According to a report compiled by EY, which was handed control of the bank by regulators in October 2018, the frozen funds were released after ‘investigation and attachment orders’ issued by the courts had expired, without any resultant prosecution.

The recently-released report says such orders were received for 54 Satabank customers, with 25 of those having since expired and their funds released by the bank.

These orders are issued upon a request by the police and Attorney General when a person is suspected to be involved in financial crime or another underlying offence.

An investigation order equips the police with the ability to demand all the necessary files and documents on a suspect, whereas the attachment order effectively freezes the suspect’s assets for a 45-day period, which can be extended by another 45 days.

Finance Minister Edward Scicluna has called for the setting up of a dedicated financial crime agency to break the police’s “monopoly” on prosecutions.

A report by Monevyal, a Council of Europe anti-money laundering body, identified the police as the weakest link in Malta’s battle against financial crime, putting the country at risk of being greylisted by the Financial Action Task Force, an international watchdog on anti-money laundering compliance.

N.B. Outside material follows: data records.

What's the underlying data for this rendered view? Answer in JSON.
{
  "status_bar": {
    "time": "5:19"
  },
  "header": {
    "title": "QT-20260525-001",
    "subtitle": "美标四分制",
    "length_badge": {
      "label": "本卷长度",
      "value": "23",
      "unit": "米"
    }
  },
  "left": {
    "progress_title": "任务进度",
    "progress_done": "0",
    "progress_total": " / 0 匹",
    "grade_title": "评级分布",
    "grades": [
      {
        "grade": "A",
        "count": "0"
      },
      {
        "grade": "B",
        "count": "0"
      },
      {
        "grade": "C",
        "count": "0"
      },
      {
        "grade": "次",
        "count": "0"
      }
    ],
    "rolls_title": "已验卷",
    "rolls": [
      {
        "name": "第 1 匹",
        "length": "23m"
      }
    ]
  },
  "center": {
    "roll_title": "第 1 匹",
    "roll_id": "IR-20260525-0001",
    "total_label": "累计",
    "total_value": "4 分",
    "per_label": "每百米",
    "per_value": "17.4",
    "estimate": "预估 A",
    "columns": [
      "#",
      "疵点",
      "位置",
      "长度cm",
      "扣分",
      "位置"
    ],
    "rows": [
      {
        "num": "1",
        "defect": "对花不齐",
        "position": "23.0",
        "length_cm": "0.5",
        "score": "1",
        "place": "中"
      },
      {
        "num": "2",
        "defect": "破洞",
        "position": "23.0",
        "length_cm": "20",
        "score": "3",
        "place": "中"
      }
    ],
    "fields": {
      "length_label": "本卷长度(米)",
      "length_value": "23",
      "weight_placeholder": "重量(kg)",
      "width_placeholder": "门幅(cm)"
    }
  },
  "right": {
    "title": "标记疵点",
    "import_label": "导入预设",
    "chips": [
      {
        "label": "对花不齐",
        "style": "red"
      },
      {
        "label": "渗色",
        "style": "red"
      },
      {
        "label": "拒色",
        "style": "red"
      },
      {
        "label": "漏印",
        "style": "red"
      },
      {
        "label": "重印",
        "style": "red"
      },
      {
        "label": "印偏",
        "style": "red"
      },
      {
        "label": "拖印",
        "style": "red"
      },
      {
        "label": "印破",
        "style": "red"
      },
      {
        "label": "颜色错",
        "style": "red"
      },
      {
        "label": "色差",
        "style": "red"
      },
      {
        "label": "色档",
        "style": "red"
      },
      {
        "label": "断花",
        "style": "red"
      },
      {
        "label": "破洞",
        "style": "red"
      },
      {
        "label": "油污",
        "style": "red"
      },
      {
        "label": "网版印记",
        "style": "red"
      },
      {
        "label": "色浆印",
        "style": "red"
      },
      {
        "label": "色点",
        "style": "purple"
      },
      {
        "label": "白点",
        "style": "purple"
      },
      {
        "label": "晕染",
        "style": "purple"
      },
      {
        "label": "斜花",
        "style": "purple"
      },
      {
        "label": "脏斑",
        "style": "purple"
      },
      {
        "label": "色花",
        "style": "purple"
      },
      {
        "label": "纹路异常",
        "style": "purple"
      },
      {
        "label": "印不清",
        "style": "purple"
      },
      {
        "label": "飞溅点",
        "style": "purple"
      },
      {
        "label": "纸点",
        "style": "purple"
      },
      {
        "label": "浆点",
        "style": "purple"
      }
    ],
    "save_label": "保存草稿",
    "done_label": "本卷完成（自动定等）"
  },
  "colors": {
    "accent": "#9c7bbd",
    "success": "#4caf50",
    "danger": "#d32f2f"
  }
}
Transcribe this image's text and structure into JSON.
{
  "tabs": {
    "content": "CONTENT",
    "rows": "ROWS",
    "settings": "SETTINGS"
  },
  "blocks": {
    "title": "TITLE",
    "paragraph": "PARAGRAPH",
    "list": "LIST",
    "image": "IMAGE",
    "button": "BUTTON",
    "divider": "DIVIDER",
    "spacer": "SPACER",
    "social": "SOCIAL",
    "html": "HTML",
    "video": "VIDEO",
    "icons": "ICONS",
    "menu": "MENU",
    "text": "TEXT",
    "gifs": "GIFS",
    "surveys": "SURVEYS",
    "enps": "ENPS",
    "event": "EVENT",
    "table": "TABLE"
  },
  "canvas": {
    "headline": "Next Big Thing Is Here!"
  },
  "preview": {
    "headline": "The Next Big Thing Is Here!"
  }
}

Police and Attorney General may have been trigger happy with the attachment orders

One source speaking to Times of Malta raised the possibility that the police and Attorney General may have been “trigger happy” with the attachment orders, given the pressure to deliver more results in light of the dismal Moneyval assessment.

Regulators took the drastic action of handing control of Satabank to EY after inspections at the bank found lax anti-money laundering controls at the bank.

By the following year, investigation and attachment orders for 54 customers had been received from the courts.

The balance associated with customers for which these orders were received amounted to around €40 million, and the amount transacted through the bank by these clients since opening accounts there amounted to a staggering €1.05 billion.

As of the end of February, EY had identified 570 suspicious transactions involving 999 Satabank customers. EY said the suspicious transaction reports totalled €188.5 million, with the account holders having sent and received €9.3 billion since opening accounts with the bank.

The suspicious transaction reports are sent to the FIAU, which analyses them and passes on their own report to the police if the suspicions are warranted.

Satabank is contesting an FIAU fine of over €3 million for breaches in its anti-money laundering compliance standards.

The report compiled by EY gives insight into the composition of Satabank’s clients.

Of the just under 74,000 customers, 67,000 were linked to two e-money platforms founded by the bank’s co-owner Christo Georgiev.

Upon taking control of the bank, EY set about a forensic data collection and preservation process. It had also taken steps to restrict access to systems, e-mails and internet for bank personnel, as well as restricting physical access to the St Julian’s premises to bank staff outside of working hours.